In a letter submitted to the Biden administration today, the Renewable Fuels Association laid out recommendations for ensuring that the best available science and data are used in determining eligibility for the sustainable aviation fuel (SAF) tax credit established in the Inflation Reduction Act. The Treasury Department released guidance in December regarding the implementation of the credit, and the administration committed to releasing an updated version of the GREET model by March 1 for use in estimating the lifecycle greenhouse gas emissions of SAF.
“One of the most promising forms of SAF involves the conversion of ethanol to jet fuel,” wrote RFA President and CEO Geoff Cooper. “Ethanol has key advantages as a feedstock for SAF, as it is cost-competitive with petroleum-based fuels and is by far the largest-volume biofuel produced in the U.S, with output of nearly 16 billion gallons per year.”
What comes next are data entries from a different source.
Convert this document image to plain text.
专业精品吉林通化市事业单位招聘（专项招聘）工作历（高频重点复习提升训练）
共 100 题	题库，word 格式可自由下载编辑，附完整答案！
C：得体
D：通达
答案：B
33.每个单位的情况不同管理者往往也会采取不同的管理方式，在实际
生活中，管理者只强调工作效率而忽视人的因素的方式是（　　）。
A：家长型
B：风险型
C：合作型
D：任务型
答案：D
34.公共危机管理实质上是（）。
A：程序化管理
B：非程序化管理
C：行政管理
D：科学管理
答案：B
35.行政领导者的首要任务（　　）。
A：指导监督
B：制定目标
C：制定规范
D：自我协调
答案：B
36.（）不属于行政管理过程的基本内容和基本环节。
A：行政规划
The letter was sent to an interagency working group (IWG) that includes USDA, EPA, DOE, and FAA. It contained detailed comments and recommendations, including analysis of the strengths and weaknesses of different modeling tools, methodologies, and data sets being considered by the IWG for inclusion in the soon-to-be-updated “40B GREET model.” The letter also encouraged the IWG to ensure the new model is informed by actual observations and empirical data from the post-2005 period of biofuel expansion. The updated modeling framework should also take a practical approach to integration of climate-smart agriculture practices, RFA’s letter says.
“In order for the full potential of the IRA to be realized, it is imperative that the proper lifecycle analysis modeling framework be adopted by the Treasury and IRS,” the letter concludes. After slight modifications are made by the IWG to include more current data and information, “…the resulting 40B GREET should be determined to satisfy the CAA section 211(o)(1)(H) criteria.”